Tools for working with sparse matrices.

Module Contents

scipy_sparse_eigs(A, B, N, target, matsolver, **kw)

Perform targeted eigenmode search using the scipy/ARPACK sparse solver for the reformulated generalized eigenvalue problem

A.x = λ B.x ==> (A - σB)^I B.x = (1/(λ-σ)) x

for eigenvalues λ near the target σ.

  • A, B (scipy sparse matrices) – Sparse matrices for generalized eigenvalue problem

  • N (int) – Number of eigenmodes to return

  • target (complex) – Target σ for eigenvalue search

  • matsolver (matrix solver class) – Class implementing solve method for solving sparse systems.

  • Other keyword options passed to scipy.sparse.linalg.eigs.

same_dense_block_diag(blocks, format=None, dtype=None)

Build a block diagonal sparse matrix from identically shaped dense blocks.

  • blocks (sequence of 2D ndarrays) – Input matrix blocks.

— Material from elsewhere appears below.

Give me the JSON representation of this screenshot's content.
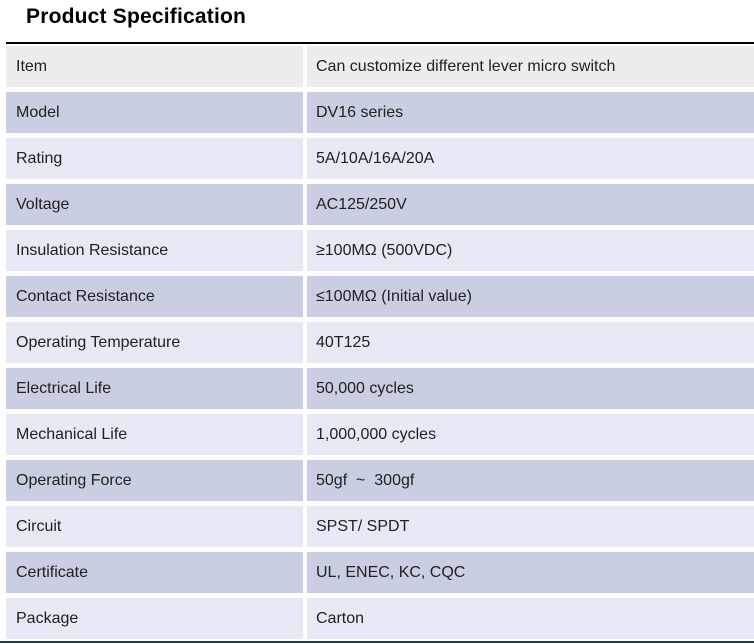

  • format (str, optional) – The sparse format of the result (e.g. “csr”). If not given, the matrix is returned in “coo” format.

  • dtype (dtype specifier, optional) – The data-type of the output matrix. If not given, the dtype is determined from that of blocks.



Return type

sparse matrix

fast_csr_matvec(A_csr, x_vec, out_vec)

Fast CSR matvec skipping type and shape checks. The result is added to the specificed output array, so the output should be manually zeroed prior to calling this routine, if necessary.